法人向けにキャラのカスタマイズ、運営ノウハウのアドバイスなど、コンサルティング事業を展開する他、ニコニコ本社(東京・池袋)のサテライトスタジオに、VTuberと出演者が共演できる設備を追加し、機材を含め収録用に貸し出す。透過型ディスプレイにキャラクターを映し出し、別部屋のアクターが動きを演じる。ディスプレイの裏側に設置したカメラがキャラクターの視点になり、出演者を追うことで「目線が合うコミュニケーション」が可能という。
「動画文化から生放送へと移り変わっているVTuberの潮流の中で、企業も一緒にVR文化を盛り上げたい」(助田副室長)

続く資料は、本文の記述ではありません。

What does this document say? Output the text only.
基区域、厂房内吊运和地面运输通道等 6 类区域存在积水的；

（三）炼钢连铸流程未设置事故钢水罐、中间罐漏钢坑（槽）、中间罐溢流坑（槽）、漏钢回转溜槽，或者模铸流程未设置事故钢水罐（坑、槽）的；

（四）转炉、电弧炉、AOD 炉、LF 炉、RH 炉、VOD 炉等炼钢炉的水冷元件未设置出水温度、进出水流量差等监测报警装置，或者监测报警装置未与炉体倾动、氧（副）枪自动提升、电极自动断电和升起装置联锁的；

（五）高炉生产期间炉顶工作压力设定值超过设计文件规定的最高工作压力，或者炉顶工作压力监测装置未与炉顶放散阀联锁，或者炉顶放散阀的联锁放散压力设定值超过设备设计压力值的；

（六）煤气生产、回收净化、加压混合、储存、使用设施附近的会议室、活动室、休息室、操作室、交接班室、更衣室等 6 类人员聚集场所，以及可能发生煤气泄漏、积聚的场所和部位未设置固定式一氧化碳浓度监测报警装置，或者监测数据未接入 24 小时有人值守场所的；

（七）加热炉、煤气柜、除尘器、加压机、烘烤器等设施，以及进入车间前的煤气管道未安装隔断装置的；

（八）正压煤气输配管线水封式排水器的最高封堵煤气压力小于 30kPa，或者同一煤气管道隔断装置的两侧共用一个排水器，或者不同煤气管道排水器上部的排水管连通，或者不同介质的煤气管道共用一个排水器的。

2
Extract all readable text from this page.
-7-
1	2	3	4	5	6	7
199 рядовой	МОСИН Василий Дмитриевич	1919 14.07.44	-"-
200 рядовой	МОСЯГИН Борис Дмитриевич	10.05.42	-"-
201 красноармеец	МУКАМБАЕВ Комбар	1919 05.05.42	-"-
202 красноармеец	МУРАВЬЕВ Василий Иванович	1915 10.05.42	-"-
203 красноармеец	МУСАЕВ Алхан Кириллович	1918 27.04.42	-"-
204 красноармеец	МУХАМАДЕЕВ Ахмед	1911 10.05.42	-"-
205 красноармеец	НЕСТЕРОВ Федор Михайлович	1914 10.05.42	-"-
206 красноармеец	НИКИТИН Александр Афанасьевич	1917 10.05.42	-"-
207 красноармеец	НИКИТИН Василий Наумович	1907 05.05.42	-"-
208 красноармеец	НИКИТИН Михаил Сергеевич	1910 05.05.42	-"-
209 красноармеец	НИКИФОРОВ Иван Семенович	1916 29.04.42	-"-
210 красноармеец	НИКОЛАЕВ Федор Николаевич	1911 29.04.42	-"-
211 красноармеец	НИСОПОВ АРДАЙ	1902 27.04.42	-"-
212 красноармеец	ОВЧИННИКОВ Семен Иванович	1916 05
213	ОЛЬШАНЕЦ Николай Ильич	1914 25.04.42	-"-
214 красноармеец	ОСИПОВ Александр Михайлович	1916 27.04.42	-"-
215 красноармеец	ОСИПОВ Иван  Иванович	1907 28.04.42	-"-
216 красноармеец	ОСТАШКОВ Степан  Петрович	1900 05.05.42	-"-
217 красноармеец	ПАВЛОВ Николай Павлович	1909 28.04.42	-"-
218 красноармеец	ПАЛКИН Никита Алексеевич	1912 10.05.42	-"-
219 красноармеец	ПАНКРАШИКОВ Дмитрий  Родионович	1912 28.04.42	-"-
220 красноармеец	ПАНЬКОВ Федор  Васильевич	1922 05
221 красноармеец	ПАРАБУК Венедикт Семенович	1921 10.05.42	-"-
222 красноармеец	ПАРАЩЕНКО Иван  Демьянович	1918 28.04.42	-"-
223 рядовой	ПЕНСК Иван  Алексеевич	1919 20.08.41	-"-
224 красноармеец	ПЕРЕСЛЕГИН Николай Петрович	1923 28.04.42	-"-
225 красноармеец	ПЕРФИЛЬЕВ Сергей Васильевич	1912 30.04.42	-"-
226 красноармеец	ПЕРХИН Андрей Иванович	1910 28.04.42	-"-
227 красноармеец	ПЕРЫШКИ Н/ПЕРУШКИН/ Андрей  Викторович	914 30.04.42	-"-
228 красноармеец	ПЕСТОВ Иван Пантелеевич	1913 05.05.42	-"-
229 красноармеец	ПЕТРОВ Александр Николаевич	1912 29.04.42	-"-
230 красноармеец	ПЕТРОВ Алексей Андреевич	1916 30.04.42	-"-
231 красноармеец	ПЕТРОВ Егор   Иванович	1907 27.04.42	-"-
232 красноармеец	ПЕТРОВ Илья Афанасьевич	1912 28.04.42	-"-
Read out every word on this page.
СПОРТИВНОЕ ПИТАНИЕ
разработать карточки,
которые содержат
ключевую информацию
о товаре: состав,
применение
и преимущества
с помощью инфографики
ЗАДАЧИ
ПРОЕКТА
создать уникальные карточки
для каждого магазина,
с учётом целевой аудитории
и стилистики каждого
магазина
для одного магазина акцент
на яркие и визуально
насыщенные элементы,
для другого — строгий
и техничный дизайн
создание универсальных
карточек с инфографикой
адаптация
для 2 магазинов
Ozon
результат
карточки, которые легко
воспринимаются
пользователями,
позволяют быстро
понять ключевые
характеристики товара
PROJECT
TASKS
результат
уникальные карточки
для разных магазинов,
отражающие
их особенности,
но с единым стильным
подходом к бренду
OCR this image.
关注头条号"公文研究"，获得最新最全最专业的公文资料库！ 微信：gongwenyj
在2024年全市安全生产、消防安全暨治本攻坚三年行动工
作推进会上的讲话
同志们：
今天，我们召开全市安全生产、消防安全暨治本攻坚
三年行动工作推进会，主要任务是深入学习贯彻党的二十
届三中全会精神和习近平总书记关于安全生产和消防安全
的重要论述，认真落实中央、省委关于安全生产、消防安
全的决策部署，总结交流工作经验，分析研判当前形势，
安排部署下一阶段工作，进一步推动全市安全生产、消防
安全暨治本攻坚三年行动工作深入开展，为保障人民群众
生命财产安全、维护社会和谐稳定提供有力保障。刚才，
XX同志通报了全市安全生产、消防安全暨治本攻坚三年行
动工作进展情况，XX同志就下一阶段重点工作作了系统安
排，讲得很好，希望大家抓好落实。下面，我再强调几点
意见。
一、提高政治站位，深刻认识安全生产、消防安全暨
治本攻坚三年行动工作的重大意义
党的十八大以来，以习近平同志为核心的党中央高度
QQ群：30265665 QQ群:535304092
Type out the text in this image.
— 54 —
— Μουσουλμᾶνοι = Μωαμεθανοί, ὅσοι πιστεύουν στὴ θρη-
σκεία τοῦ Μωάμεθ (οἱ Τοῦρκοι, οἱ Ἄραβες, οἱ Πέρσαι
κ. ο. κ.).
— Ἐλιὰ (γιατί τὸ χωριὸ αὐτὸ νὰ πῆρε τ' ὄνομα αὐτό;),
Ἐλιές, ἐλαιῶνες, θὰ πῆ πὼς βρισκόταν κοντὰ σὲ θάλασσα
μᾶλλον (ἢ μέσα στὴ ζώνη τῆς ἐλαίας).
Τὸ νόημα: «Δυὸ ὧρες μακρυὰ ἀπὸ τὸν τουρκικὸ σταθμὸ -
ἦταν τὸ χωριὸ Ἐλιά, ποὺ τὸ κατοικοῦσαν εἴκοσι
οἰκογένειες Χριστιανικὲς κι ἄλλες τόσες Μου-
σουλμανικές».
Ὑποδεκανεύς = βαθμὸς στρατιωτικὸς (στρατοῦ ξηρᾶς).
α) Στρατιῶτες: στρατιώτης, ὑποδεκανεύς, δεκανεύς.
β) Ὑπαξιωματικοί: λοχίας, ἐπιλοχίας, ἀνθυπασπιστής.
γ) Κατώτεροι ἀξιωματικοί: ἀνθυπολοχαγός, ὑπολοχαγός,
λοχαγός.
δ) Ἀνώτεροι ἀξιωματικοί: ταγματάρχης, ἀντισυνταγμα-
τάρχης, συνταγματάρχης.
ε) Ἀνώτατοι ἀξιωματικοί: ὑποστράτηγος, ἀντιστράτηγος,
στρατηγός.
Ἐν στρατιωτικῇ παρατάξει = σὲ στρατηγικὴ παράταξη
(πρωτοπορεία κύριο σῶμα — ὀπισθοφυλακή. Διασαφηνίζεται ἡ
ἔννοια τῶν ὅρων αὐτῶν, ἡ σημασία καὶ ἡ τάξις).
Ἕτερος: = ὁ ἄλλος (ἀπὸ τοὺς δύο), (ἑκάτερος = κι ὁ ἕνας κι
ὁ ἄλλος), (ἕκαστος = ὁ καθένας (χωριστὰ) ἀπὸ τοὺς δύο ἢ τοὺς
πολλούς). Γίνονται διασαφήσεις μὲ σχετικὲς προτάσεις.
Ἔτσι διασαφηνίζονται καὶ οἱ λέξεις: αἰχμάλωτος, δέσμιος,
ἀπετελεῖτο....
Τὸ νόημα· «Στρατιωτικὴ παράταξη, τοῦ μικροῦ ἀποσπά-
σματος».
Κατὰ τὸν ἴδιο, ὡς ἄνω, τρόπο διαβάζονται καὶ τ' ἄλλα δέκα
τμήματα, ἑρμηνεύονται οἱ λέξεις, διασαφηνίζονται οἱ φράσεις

バーチャルキャラクターの外見をまとい演じるVTuberは“YouTube発祥”とのイメージもあるが、niconicoにもその下地はあった。同社は、モーションキャプチャー用のスタジオを都内に複数構える他、ライブハウス「ニコファーレ」(東京・六本木)でバーチャルキャラクターを投影する試みも披露してきた。
培ったノウハウを生かし、事業を本格化させるVR文化推進室は、4月1日に立ち上がったばかりだ。まずは質の高いVTuberを、同社プラットフォームに集めるところからスタートするという。配信に必要なVR機器と高性能PCは、合わせて十数万円からと比較的高価だが、そうした機材を購入しているほど熱心なクリエイターに、配信のしやすさ、「コメントが降る」など独自機能を訴求し、取り込みたい考えだ。
niconicoは、正念場を迎えている。2017年11月に発表した新バージョン「く」にはユーザーから「新機能より基本機能の改善を優先すべき」と批判が集まり、画質や読み込みの高速化など改善を進める難しい局面だが、今回のバーチャルキャストには温かい意見が目立った。助田副室長は「あくまで個人的な意見だが」と前置きした上で、「ユーザーにとって存在感がある独自機能を生かし、マインドシェアを取ることが、niconicoの復権につながると思っている」と話した。